Consumers need to be on the lookout for yogurt with unhealthy additives, especially sugar and artificial flavors. Milk naturally contains sugar as lactose. When you look at the nutritional facts panel for a yogurt product, lactose content will be listed as sugar, and that’s OK. Naturally occurring lactose is processed by the body differently than table sugar or sucrose. The trouble comes when you choose yogurt with a lot of added sugar. These yogurts can have as much, or more sugar than a candy bar or full-sugar soda. Be sure to investigate the ingredients list, and avoid the varieties sweetened with anything other than whole fruit or honey. Also avoid varieties with artificial flavorings, preservatives, artificial sweeteners and other chemical additives.

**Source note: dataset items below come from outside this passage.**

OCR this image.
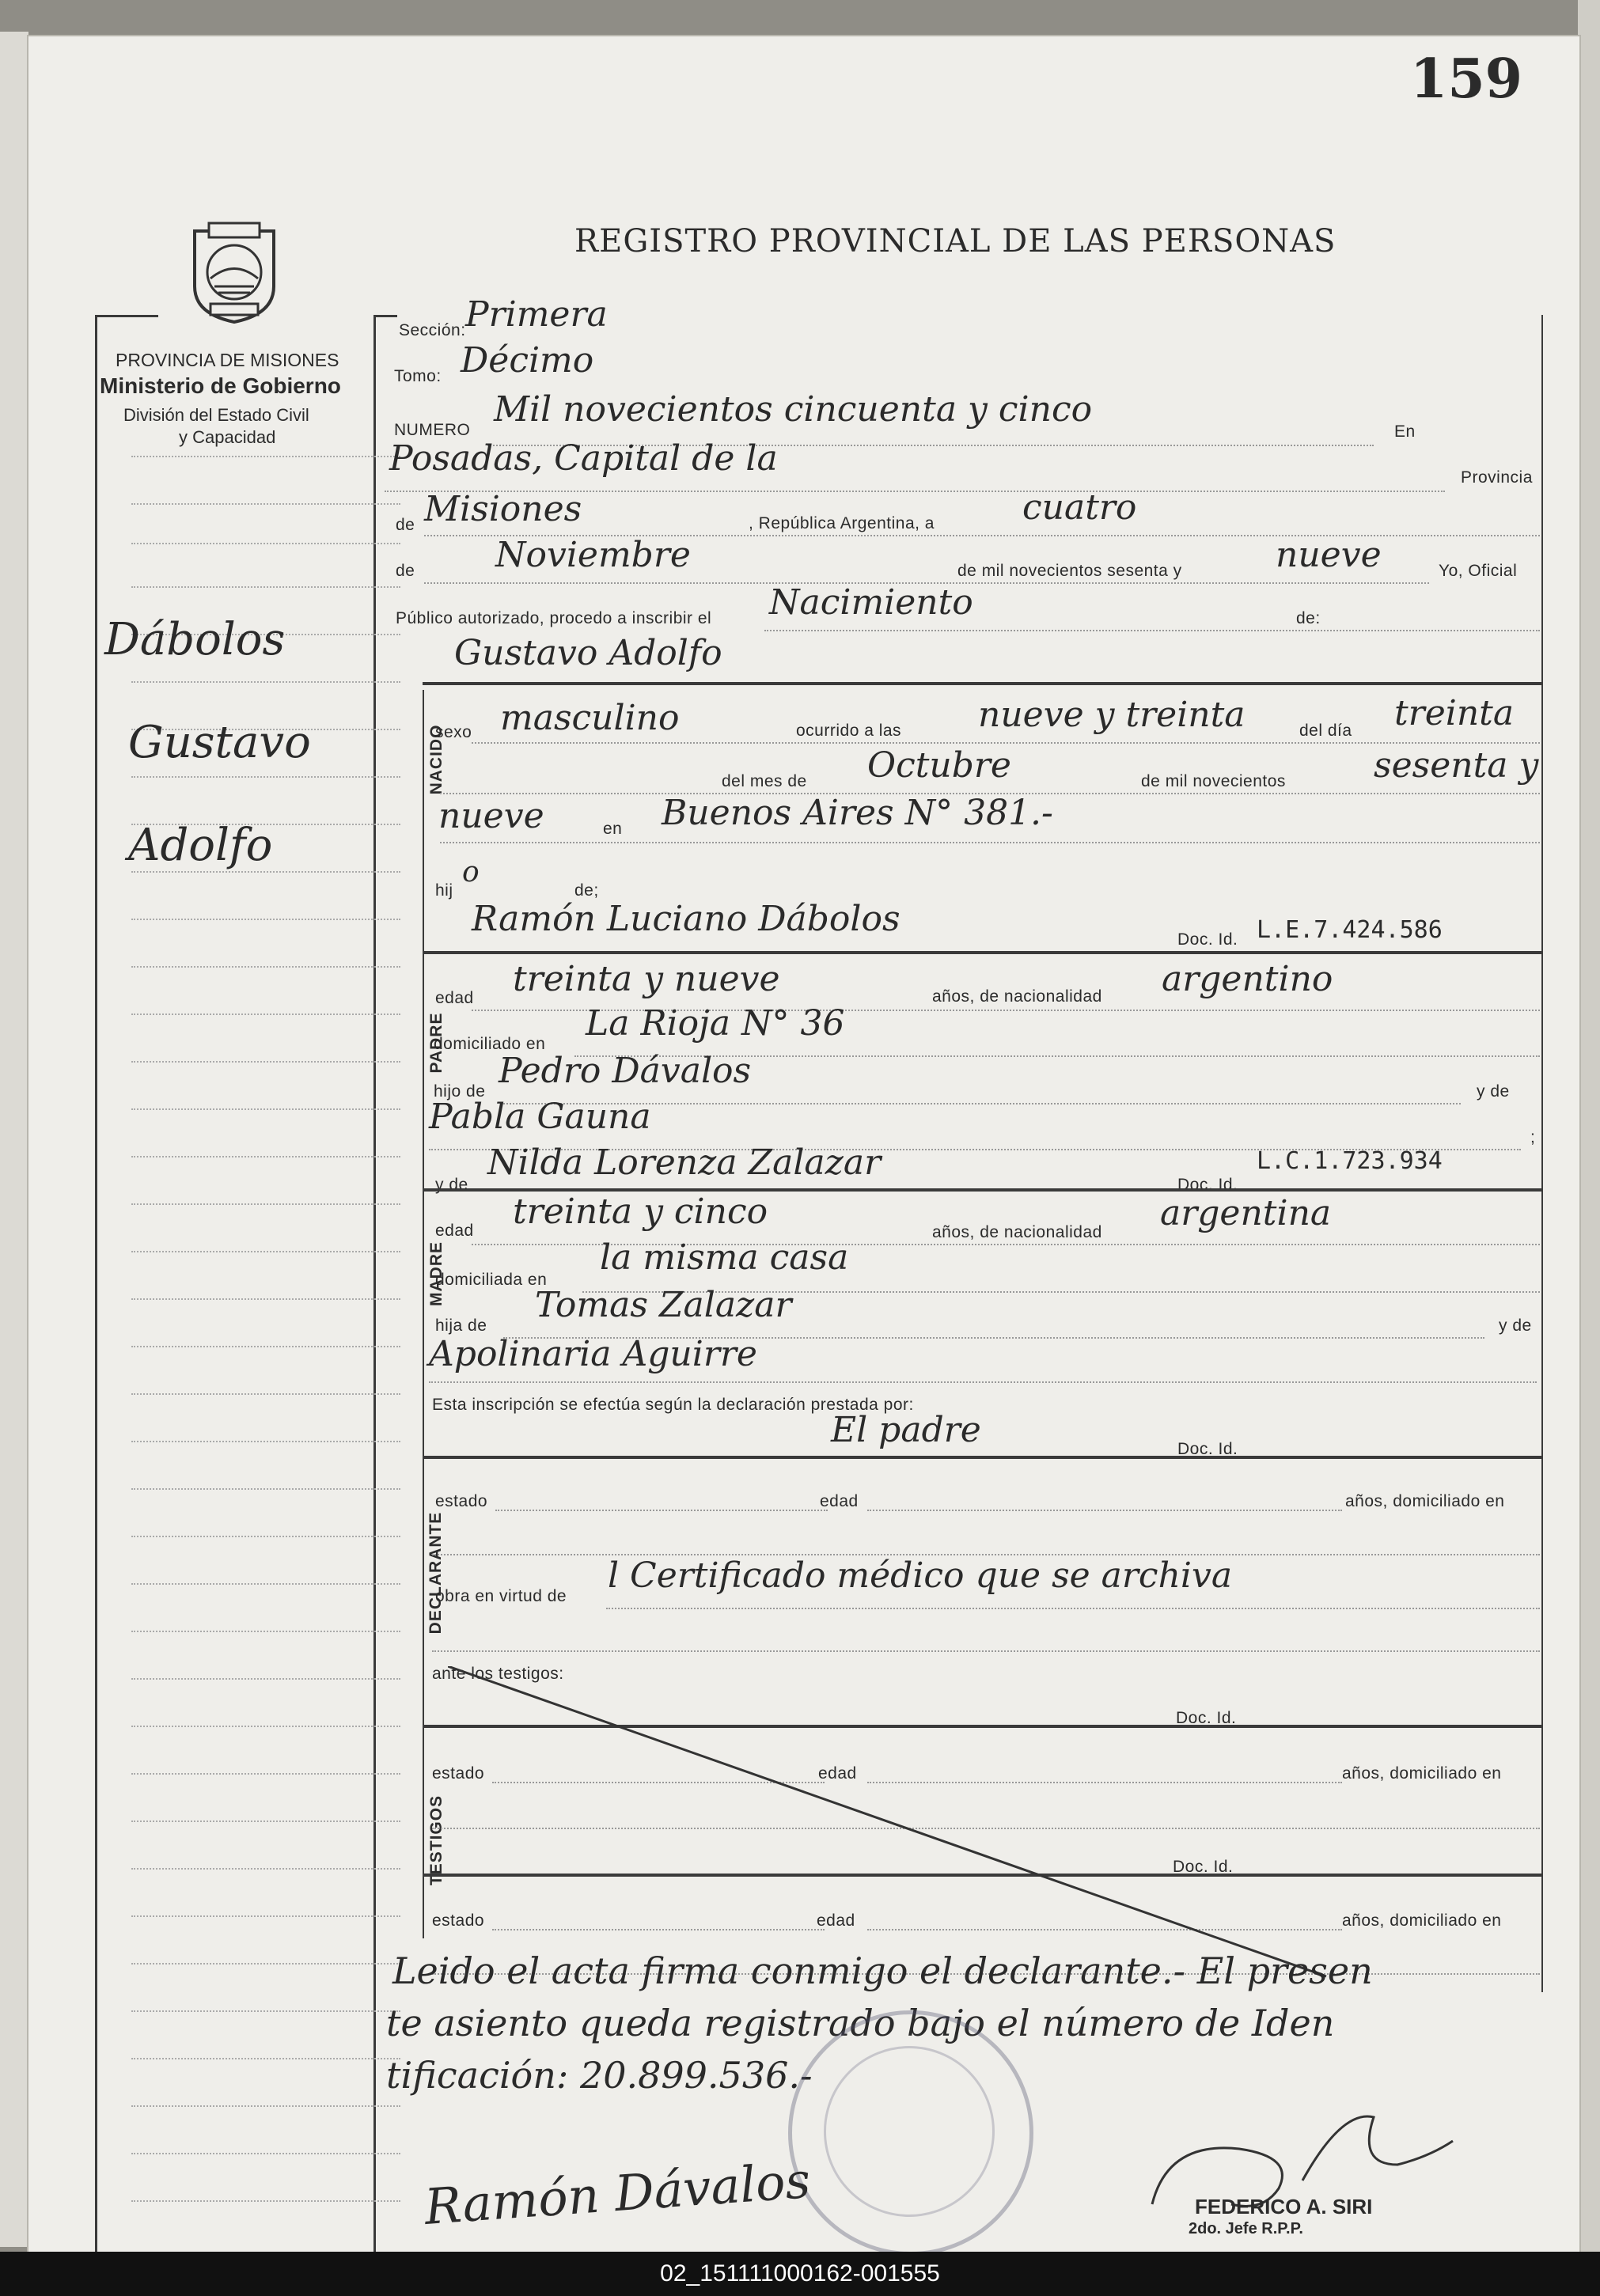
159
REGISTRO PROVINCIAL DE LAS PERSONAS
PROVINCIA DE MISIONES
Ministerio de Gobierno
División del Estado Civil
y Capacidad
Dábolos
Gustavo
Adolfo
Sección: Primera
Tomo: Décimo
NUMERO
Mil novecientos cincuenta y cinco
En
Posadas, Capital de la	Provincia
de Misiones	, República Argentina, a	cuatro
de Noviembre	de mil novecientos sesenta y	nueve	Yo, Oficial
Público autorizado, procedo a inscribir el Nacimiento	de:
Gustavo Adolfo
NACIDO
sexo masculino	ocurrido a las nueve y treinta	del día treinta
del mes de Octubre	de mil novecientos	sesenta y
nueve	en Buenos Aires N° 381.-
hij
o
de;
Ramón Luciano Dábolos
Doc. Id. L.E.7.424.586
PADRE
edad treinta y nueve	años, de nacionalidad argentino
domiciliado en
La Rioja N° 36
hijo de
Pedro Dávalos
y de
Pabla Gauna
;
y de
Nilda Lorenza Zalazar
Doc. Id.
L.C.1.723.934
MADRE
edad treinta y cinco
años, de nacionalidad argentina
domiciliada en
la misma casa
hija de
Tomas Zalazar
y de
Apolinaria Aguirre
Esta inscripción se efectúa según la declaración prestada por:
El padre	Doc. Id.
DECLARANTE
estado	edad	años, domiciliado en
obra en virtud de
l Certificado médico que se archiva
ante los testigos:
Doc. Id.
TESTIGOS
estado	edad	años, domiciliado en
Doc. Id.
estado	edad	años, domiciliado en
Leido el acta firma conmigo el declarante.- El presen
te asiento queda registrado bajo el número de Iden
tificación: 20.899.536.-
Ramón Dávalos	FEDERICO A. SIRI
2do. Jefe R.P.P.
02_151111000162-001555
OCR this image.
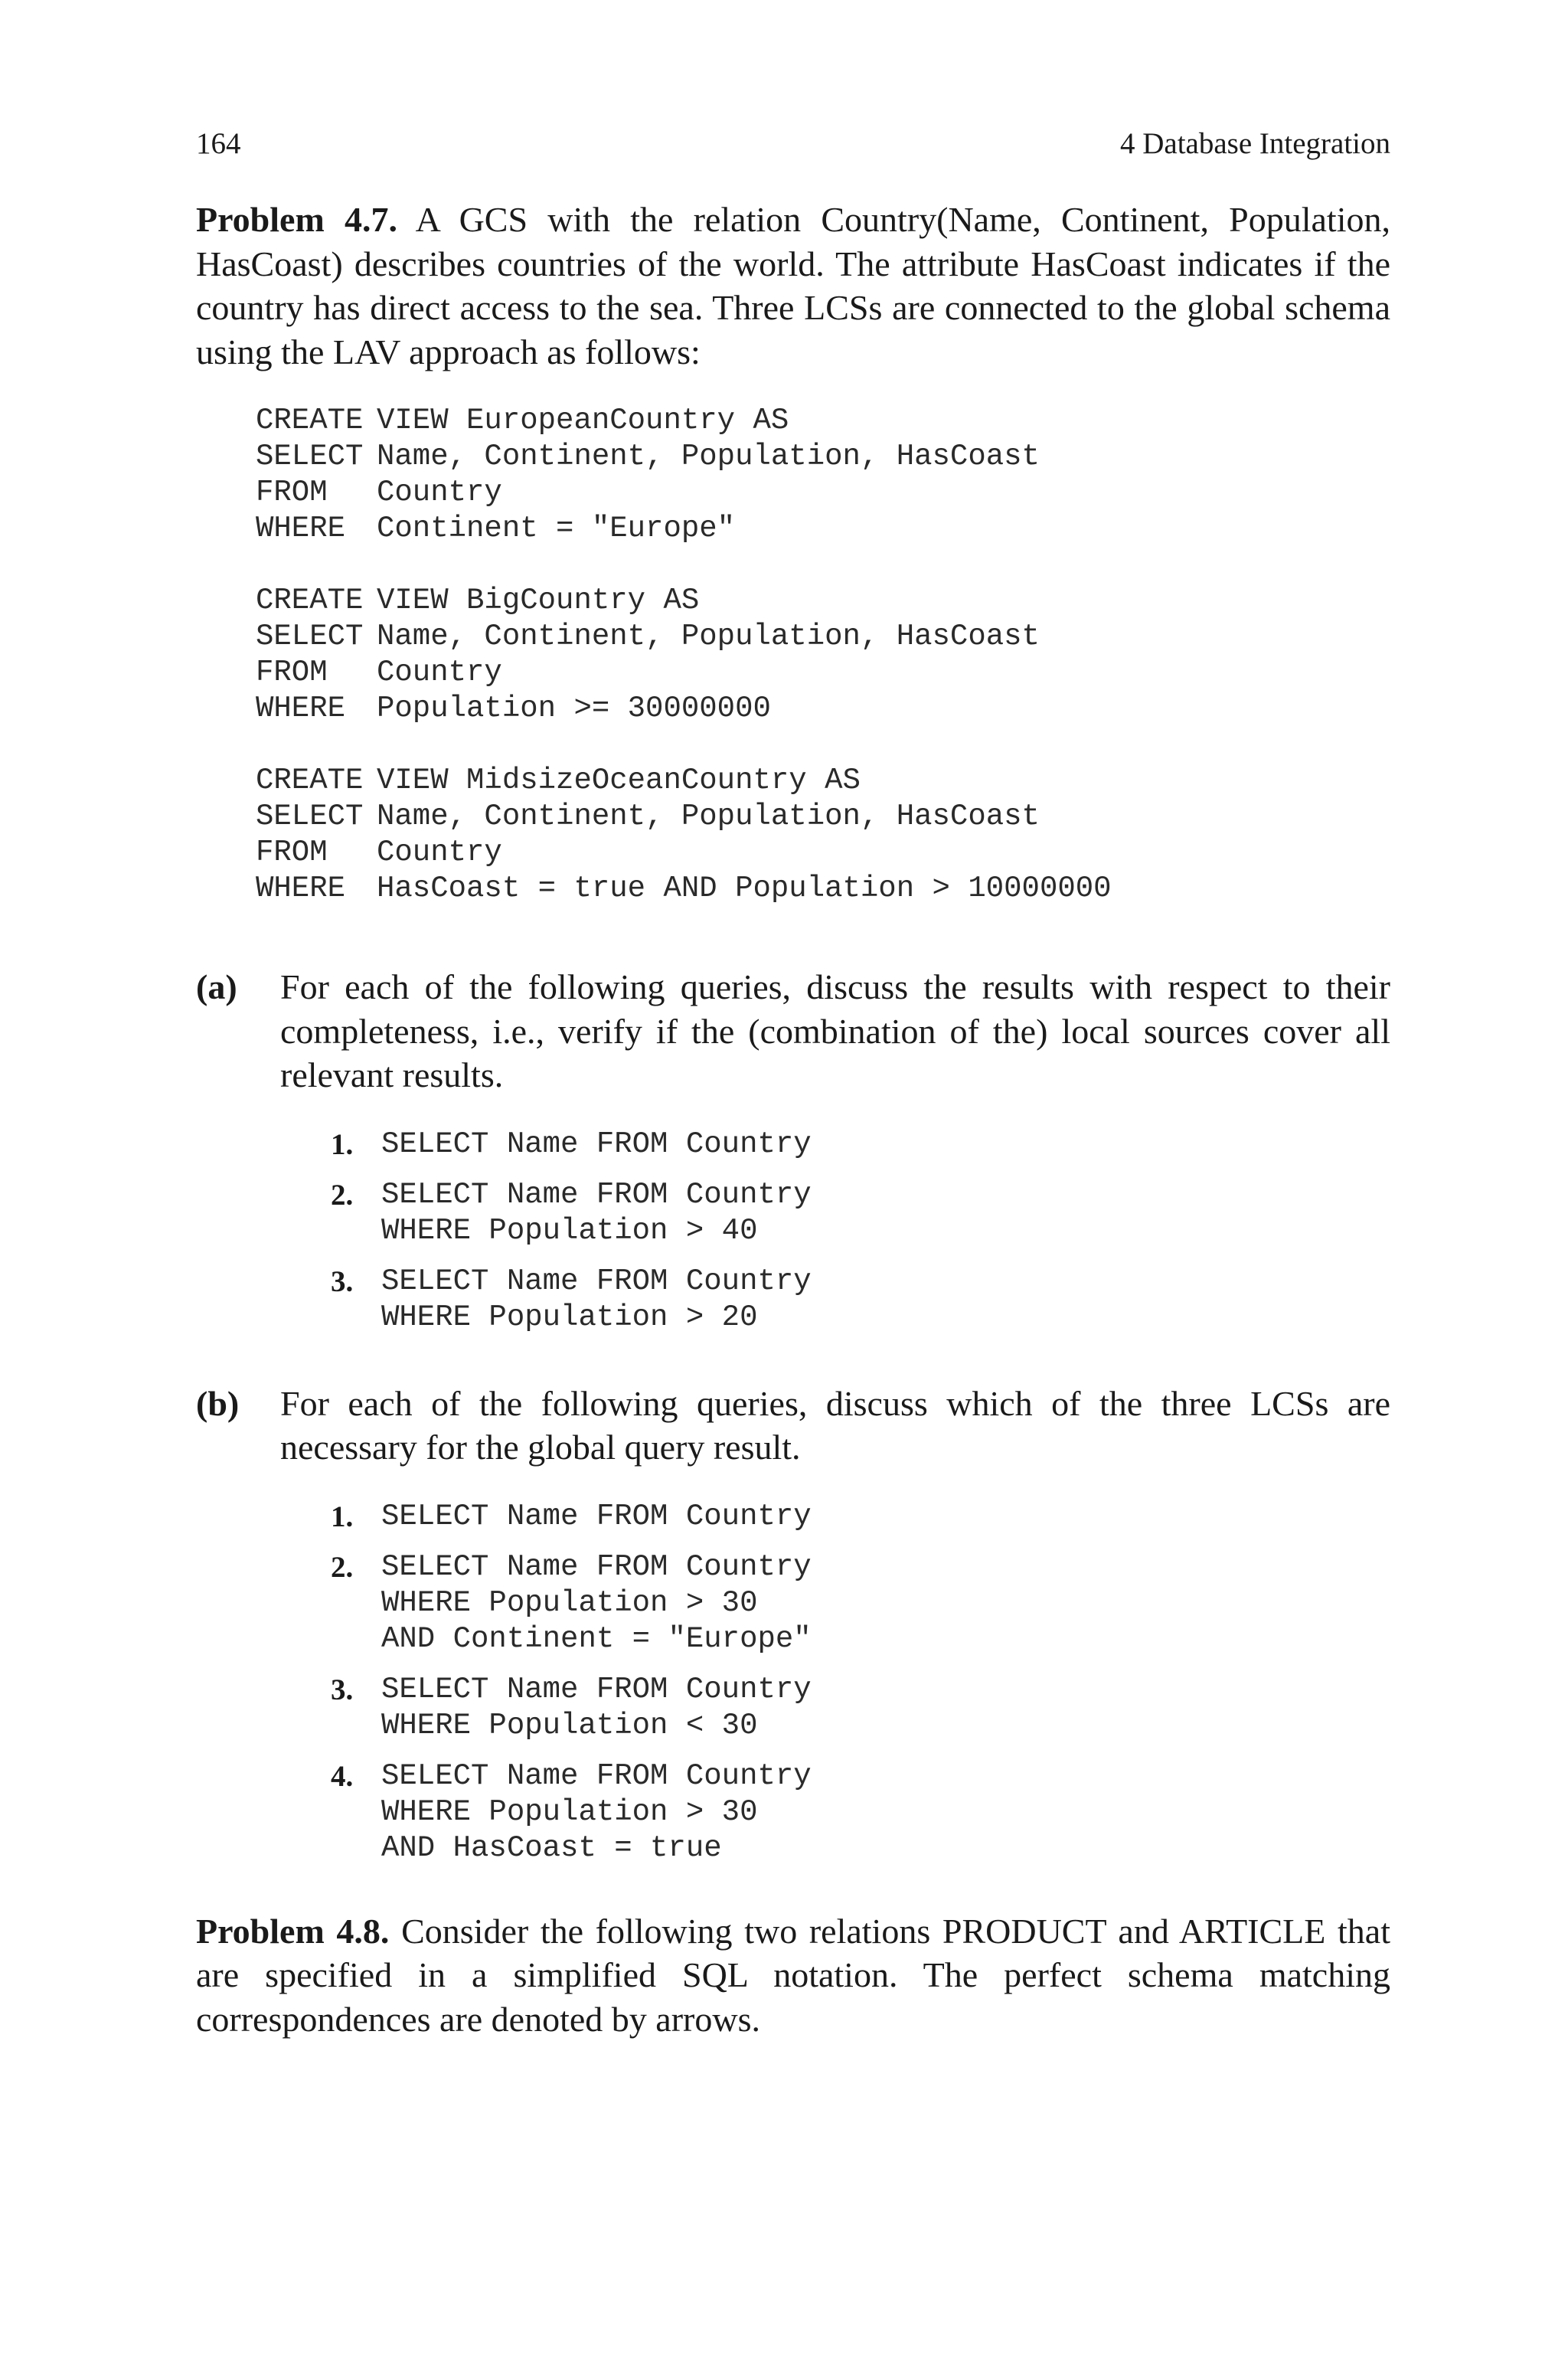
164	4 Database Integration

Problem 4.7. A GCS with the relation Country(Name, Continent, Population, HasCoast) describes countries of the world. The attribute HasCoast indicates if the country has direct access to the sea. Three LCSs are connected to the global schema using the LAV approach as follows:

CREATE VIEW EuropeanCountry AS
SELECT Name, Continent, Population, HasCoast
FROM	Country
WHERE	Continent = "Europe"
CREATE VIEW BigCountry AS
SELECT Name, Continent, Population, HasCoast
FROM	Country
WHERE	Population >= 30000000
CREATE VIEW MidsizeOceanCountry AS
SELECT Name, Continent, Population, HasCoast
FROM	Country
WHERE	HasCoast = true AND Population > 10000000
(a) For each of the following queries, discuss the results with respect to their completeness, i.e., verify if the (combination of the) local sources cover all relevant results.
1. SELECT Name FROM Country
2. SELECT Name FROM Country
WHERE Population > 40
3. SELECT Name FROM Country
WHERE Population > 20
(b) For each of the following queries, discuss which of the three LCSs are necessary for the global query result.
1. SELECT Name FROM Country
2. SELECT Name FROM Country
WHERE Population > 30
AND Continent = "Europe"
3. SELECT Name FROM Country
WHERE Population < 30
4. SELECT Name FROM Country
WHERE Population > 30
AND HasCoast = true

Problem 4.8. Consider the following two relations PRODUCT and ARTICLE that are specified in a simplified SQL notation. The perfect schema matching correspondences are denoted by arrows.
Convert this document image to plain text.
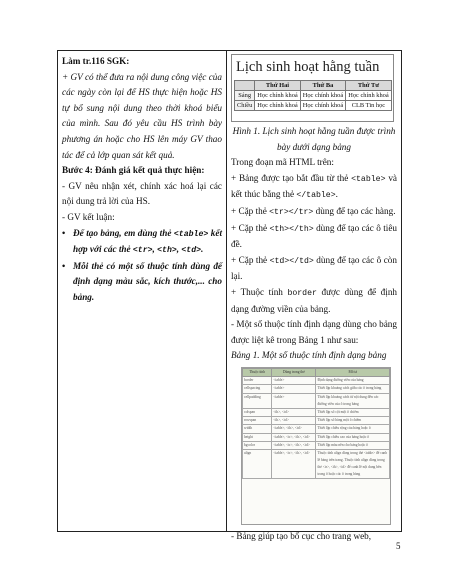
Làm tr.116 SGK:

+ GV có thể đưa ra nội dung công việc của các ngày còn lại để HS thực hiện hoặc HS tự bổ sung nội dung theo thời khoá biểu của mình. Sau đó yêu cầu HS trình bày phương án hoặc cho HS lên máy GV thao tác để cả lớp quan sát kết quả.

Bước 4: Đánh giá kết quả thực hiện:

- GV nêu nhận xét, chính xác hoá lại các nội dung trả lời của HS.

- GV kết luận:

• Để tạo bảng, em dùng thẻ <table> kết hợp với các thẻ <tr>, <th>, <td>.
• Mỗi thẻ có một số thuộc tính dùng để định dạng màu sắc, kích thước,... cho bảng.
Lịch sinh hoạt hằng tuần
	Thứ Hai	Thứ Ba	Thứ Tư
Sáng	Học chính khoá	Học chính khoá	Học chính khoá
Chiều	Học chính khoá	Học chính khoá	CLB Tin học

Hình 1. Lịch sinh hoạt hằng tuần được trình bày dưới dạng bảng

Trong đoạn mã HTML trên:

+ Bảng được tạo bắt đầu từ thẻ <table> và kết thúc bằng thẻ </table>.

+ Cặp thẻ <tr></tr> dùng để tạo các hàng.

+ Cặp thẻ <th></th> dùng để tạo các ô tiêu đề.

+ Cặp thẻ <td></td> dùng để tạo các ô còn lại.

+ Thuộc tính border được dùng để định dạng đường viền của bảng.

- Một số thuộc tính định dạng dùng cho bảng được liệt kê trong Bảng 1 như sau:

Bảng 1. Một số thuộc tính định dạng bảng

Thuộc tính	Dùng trong thẻ	Mô tả
border	<table>	Định dạng đường viền của bảng
cellspacing	<table>	Thiết lập khoảng cách giữa các ô trong bảng
cellpadding	<table>	Thiết lập khoảng cách từ nội dung đến các đường viền của ô trong bảng
colspan	<th>, <td>	Thiết lập số cột một ô chiếm
rowspan	<th>, <td>	Thiết lập số hàng một ô chiếm
width	<table>, <th>, <td>	Thiết lập chiều rộng của bảng hoặc ô
height	<table>, <tr>, <th>, <td>	Thiết lập chiều cao của bảng hoặc ô
bgcolor	<table>, <tr>, <th>, <td>	Thiết lập màu nền cho bảng hoặc ô
align	<table>, <tr>, <th>, <td>	Thuộc tính align dùng trong thẻ <table> để canh lề bảng trên trang. Thuộc tính align dùng trong thẻ <tr>, <th>, <td> để canh lề nội dung bên trong ô hoặc các ô trong hàng

- Bảng giúp tạo bố cục cho trang web,

5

While there is no RDA for sugar, the U.S. government officially advises us to consume no more than 40 grams (10 teaspoons) of sugar per 2,000 calories. A quick label check at the grocery store reveals that many yogurts contain 30 to 40 grams of sugar in one single serving!
It’s important to confirm that the calories in your yogurt come from the yogurt itself and not from sugar, or worse, from high-fructose corn syrup (HFCS) The consumption of HFCS increased more than 1,000 percent from 19700 to 1990. Today, HFCS accounts for more than 40 percent of all caloric sugars (Am J Clin Nutr 2004;79:573-43). A high intake fo HFCS is linked with a variety of all caloric sugars (Am J Clin Nutr 2004;79:537-43). A high intake of HFCS is linked with a variety of disease processes, especially in children.
What is Kefir?
Tired of yogurt? Try kefir. Kefir is a fermented milk product, similar to yogurt but more liquid in consistency. It often contains more bioavailable “good” bacteria than yogurt products, and is beneficial for those with lactose intolerance or digestive problems.
Kefir is sour, and may be made more palatable by blending with fruit, honey or molasses.
The Bottom Line: Yogurt is more than hype. It does indeed have a powerful health benefits – if you read labels carefully. Try to choose yogurt that is minimally processed and contains a minimum of ingredients. Stay away from low-fat options as they replace the fat with sugar and additives to improve consistency. Even yogurts that do contain live cultures are not considered high enough in probiotic to be considered therapeutic medical foods. So, if you have a bladder infection, yeast infection or digestive complaint that requires attention, you should supplement twice daily with a good multi-strain pro-biotic, as the cultures in the yogurt will not be enough to fight the infection. If you’ve never tried yogurt, do so and you just might find a nutritious new snack that satisfies your hunger, and is good for your health.